Deve ser outra grande asneira. De qualquer forma, tentei desviar o assunto para essa questão, mas meu irmão não prestou a menor atenção no que eu precisamente falava. Ele continuou a discorrer sobre Big Bang, quasares, pulsares, teoria das cordas, etc., mas aproveitou para misturar com as habituais críticas ao obscurantismo da Igreja e dos crentes, e foi nessa toada por muitos e muitos minutos intermináveis até notar que tanto eu quanto a mulher dele emitíamos sinais nítidos de paciência esgotada. E aí a conversa girou e falamos de qualquer outro tópico restrito ao nosso singelo universinho (ou deveria escrever monoverso?)

6 comentários para “Como se um só já não fosse complicado o bastante”

  1. Mike-Urilorib disse:

    Mas olha só, pergunta pro seu irmão: Essa teoria envolvendo estatística e probabilidade não é exatamente a mesma que se usa dentro do nosso monoverso para ‘explicar’ porque temos vida no nosso ‘planetinha não-quadrado’ (by Lulla)?
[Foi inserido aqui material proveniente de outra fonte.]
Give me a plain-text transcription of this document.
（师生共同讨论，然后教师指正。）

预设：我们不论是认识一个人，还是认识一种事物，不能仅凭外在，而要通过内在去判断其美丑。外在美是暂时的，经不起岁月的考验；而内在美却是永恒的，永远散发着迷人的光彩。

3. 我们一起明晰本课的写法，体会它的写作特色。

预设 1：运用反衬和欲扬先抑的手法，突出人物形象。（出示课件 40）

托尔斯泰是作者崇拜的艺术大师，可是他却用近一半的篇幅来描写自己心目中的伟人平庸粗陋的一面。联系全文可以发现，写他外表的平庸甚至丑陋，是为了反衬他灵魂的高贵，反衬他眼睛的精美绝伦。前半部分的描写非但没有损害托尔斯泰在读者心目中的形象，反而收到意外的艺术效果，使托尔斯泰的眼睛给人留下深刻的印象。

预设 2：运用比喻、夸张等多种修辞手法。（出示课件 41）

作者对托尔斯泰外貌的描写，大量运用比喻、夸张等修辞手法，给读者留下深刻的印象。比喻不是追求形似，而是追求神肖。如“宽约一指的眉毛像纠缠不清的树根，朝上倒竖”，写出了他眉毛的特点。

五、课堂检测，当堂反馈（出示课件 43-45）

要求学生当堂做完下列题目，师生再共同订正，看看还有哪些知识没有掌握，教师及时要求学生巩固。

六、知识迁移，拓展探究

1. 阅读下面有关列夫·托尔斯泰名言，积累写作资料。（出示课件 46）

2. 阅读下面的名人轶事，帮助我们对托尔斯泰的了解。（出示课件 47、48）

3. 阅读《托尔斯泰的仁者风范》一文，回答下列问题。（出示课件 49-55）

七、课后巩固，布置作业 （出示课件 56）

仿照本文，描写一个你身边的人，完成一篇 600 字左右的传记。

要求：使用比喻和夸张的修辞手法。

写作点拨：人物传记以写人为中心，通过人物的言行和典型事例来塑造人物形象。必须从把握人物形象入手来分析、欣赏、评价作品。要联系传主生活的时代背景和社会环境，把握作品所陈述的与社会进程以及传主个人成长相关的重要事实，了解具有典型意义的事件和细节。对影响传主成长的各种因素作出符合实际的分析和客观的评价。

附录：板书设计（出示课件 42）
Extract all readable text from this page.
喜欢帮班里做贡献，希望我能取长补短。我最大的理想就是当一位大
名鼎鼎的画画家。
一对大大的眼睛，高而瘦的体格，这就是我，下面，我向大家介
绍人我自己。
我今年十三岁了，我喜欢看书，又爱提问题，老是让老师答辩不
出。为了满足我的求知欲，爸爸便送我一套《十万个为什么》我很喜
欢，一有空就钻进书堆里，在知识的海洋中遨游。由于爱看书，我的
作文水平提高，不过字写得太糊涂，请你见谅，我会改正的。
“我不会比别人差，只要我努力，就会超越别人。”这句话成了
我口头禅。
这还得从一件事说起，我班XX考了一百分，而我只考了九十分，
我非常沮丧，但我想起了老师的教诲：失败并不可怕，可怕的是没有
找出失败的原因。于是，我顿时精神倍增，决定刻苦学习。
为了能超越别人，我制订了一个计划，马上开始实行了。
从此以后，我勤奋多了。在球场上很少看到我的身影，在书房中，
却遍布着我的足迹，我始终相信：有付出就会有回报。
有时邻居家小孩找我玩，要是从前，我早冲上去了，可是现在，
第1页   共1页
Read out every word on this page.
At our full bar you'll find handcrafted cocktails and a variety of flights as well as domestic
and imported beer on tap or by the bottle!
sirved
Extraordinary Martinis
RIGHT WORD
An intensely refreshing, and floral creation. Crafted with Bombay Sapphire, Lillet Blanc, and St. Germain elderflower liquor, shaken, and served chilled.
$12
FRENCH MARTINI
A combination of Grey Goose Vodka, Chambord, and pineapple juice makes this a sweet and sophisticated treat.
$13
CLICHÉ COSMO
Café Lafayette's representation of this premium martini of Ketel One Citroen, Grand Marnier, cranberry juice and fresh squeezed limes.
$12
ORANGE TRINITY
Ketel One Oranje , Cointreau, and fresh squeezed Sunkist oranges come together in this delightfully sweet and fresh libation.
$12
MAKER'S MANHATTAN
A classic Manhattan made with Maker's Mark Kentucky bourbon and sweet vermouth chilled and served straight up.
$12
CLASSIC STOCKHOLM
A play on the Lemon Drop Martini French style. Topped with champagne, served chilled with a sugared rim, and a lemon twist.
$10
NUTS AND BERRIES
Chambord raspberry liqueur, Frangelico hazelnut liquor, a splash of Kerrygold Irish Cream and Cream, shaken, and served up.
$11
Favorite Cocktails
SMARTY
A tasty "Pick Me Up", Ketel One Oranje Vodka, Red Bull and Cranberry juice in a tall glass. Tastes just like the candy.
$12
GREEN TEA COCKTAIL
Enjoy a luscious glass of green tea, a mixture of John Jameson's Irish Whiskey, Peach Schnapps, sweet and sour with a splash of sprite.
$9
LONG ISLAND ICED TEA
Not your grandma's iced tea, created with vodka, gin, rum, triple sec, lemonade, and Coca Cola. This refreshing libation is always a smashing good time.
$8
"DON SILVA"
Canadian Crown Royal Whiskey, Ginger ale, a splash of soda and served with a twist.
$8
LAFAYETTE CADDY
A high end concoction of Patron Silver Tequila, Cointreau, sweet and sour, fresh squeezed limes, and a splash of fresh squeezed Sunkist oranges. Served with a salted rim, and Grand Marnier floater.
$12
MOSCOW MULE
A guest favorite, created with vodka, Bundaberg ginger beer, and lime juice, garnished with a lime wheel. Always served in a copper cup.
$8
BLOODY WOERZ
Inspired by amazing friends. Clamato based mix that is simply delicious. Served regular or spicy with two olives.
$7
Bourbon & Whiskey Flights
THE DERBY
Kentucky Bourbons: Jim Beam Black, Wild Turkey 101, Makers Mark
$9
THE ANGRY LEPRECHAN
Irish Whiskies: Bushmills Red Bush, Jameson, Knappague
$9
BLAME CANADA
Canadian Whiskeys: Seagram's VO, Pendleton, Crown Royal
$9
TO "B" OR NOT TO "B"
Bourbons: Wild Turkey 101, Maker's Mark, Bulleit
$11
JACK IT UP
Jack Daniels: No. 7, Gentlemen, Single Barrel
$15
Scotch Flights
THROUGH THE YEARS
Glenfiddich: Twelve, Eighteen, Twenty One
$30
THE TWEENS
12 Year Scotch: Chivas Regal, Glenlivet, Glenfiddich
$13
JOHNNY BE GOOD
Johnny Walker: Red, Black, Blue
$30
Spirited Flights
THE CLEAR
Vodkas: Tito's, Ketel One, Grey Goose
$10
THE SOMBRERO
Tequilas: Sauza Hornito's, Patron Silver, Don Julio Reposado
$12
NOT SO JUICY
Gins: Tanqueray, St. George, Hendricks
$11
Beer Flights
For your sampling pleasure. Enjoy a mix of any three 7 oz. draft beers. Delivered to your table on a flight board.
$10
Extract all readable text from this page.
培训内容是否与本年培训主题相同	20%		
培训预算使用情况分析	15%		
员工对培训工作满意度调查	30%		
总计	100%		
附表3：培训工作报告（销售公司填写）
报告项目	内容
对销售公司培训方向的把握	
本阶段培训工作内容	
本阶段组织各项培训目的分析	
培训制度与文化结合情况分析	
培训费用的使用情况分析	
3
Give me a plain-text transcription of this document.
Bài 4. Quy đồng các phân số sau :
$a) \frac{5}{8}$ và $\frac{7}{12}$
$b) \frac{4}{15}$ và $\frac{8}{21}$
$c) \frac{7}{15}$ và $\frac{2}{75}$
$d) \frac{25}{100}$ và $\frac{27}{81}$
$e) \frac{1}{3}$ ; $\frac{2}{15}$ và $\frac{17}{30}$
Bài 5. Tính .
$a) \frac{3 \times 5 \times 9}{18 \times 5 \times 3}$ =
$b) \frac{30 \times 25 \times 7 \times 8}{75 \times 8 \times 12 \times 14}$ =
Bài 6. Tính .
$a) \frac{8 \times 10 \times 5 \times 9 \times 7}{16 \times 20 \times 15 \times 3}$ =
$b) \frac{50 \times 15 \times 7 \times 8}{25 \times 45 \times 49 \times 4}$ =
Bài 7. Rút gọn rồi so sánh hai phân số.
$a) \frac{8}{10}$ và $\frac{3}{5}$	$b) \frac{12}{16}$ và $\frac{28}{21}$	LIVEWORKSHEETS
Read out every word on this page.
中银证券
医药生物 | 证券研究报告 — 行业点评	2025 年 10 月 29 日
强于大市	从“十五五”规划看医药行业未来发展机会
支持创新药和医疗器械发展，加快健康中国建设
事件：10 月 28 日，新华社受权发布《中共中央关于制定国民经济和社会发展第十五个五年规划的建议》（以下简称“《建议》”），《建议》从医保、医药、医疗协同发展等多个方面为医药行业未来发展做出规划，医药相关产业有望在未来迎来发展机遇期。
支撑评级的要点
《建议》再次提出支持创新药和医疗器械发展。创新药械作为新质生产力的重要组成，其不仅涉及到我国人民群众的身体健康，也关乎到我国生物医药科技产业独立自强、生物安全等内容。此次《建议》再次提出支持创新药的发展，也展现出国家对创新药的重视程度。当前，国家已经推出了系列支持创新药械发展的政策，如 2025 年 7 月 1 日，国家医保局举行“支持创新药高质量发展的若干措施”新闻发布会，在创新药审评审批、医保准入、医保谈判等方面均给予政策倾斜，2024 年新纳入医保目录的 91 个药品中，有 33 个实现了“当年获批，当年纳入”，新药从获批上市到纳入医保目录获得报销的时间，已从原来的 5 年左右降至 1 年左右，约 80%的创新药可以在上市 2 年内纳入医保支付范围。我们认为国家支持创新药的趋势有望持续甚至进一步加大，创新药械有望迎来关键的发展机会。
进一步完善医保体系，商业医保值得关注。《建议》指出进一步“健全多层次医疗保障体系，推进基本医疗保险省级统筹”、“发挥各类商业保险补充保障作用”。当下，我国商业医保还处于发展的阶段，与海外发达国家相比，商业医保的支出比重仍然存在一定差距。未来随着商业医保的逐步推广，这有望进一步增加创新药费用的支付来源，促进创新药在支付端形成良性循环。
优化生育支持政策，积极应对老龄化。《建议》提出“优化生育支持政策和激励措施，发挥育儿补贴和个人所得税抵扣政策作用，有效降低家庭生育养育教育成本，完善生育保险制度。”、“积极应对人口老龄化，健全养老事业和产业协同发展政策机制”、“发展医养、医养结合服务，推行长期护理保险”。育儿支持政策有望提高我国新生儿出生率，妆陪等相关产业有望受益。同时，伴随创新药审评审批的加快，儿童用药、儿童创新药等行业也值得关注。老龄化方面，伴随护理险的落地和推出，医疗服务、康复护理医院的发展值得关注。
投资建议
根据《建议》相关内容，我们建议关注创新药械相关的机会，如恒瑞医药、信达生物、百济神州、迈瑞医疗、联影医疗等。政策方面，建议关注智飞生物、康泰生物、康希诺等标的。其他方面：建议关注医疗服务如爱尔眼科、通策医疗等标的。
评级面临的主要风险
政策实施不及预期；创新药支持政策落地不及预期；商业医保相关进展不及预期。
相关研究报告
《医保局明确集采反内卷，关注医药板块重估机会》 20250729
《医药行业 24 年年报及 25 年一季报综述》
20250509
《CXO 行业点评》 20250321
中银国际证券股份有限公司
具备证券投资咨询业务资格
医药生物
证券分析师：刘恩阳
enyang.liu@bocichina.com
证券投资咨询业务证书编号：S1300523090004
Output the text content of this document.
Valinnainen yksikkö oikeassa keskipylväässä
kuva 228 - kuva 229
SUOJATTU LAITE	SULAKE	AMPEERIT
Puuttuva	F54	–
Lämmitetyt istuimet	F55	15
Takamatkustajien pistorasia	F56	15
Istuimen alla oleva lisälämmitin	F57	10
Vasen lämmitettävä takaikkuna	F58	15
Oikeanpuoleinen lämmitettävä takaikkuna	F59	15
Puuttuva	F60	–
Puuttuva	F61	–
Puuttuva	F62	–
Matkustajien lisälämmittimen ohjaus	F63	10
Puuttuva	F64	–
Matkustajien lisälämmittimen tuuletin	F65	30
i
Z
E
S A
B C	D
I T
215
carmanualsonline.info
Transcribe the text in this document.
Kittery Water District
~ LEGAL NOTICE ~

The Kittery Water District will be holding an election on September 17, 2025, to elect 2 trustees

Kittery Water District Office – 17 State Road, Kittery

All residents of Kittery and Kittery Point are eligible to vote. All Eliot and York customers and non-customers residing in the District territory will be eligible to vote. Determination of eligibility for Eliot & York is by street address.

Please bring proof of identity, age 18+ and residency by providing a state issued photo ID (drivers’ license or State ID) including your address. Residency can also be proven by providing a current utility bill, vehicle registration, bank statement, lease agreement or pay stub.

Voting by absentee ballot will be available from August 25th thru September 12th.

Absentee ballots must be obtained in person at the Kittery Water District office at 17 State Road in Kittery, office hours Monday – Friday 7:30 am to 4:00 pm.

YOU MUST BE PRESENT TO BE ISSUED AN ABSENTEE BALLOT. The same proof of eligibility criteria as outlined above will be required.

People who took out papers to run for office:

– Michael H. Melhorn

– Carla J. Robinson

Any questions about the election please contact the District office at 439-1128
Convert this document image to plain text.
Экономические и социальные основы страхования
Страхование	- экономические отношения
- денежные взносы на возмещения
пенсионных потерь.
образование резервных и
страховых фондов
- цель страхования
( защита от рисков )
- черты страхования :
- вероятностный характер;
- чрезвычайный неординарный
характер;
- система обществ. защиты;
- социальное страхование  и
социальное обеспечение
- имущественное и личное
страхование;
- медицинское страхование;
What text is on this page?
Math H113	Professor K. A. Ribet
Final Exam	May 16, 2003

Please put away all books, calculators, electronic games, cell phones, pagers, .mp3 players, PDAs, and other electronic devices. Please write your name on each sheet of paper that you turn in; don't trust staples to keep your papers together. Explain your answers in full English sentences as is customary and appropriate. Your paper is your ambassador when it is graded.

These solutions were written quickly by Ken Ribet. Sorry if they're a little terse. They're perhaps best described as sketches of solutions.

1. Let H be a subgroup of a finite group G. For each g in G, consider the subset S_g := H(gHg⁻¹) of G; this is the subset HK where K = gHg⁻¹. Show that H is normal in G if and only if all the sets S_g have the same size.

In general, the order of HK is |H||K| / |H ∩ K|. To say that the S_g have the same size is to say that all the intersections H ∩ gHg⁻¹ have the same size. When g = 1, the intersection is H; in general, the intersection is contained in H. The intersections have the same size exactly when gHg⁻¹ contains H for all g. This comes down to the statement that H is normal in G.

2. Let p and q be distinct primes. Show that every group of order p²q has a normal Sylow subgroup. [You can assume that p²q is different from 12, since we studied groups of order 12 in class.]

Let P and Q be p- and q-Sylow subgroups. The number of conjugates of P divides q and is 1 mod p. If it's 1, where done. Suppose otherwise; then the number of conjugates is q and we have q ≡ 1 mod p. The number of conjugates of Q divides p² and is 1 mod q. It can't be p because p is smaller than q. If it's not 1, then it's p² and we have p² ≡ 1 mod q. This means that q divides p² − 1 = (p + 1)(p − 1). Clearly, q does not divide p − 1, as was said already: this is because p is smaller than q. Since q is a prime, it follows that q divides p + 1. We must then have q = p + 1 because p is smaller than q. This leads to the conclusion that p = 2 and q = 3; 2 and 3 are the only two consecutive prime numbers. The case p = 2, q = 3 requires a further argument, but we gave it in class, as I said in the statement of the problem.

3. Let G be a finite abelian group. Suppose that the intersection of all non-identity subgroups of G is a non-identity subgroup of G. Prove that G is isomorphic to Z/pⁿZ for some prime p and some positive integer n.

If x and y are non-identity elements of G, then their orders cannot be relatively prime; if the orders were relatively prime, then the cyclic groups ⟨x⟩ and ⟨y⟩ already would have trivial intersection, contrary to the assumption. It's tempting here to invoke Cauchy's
    P*** falta de criatividade usar a mesma teoria multi-galática, mudando só a escala para multi-universal, né não?

  2. João Paulo Rodrigues disse:

    Multiverso seria um bom nome de revista de poesia moderninha.

    Ou então de certa comercializadora de ensino superior quando fosse proibida de aludir ao que não é – uma universidade.

  3. Spiros disse:

    O problema dessa teoria, que como disse o Mike-Urilorib se baseia em conceitos já usados em outras áreas da física e astronomia, é que não é possível verificar a veracidade dela, ou seja, como não podemos acessar nem interagir com outros universos nem com nada que venha de universos passados, então a teoria perde o sentido científico, que se estabelece na experimentação.

  4. paulo araújo disse:

    A frase é legal.

    Um sobrinho havia me contado sobre o multiverso da Marvel. Ele contou que tem um monte de Terra (1,2, 3, 4, ….) onde, parece, os heróis e os bandidos vivem suas vidas de lutas em paralelo. Às vezes acontece de se encontrarem, ele disse sem me explicar direito como acontecia.

    Então, como, por que, por onde eles passariam de um universo para o outro e depois retornariam? Aha! Você deu mostrou a chave: “o universo é muito apertado nas juntas probabilísticas”. Faz todo sentido.

  5. oburrocrata disse:

    A multiversidade é fascinante!

    Abraço

    Oburrocrata

  6. Adorei. Morri de rir com seu “universo é muito apertado nas juntas probabilísticas”.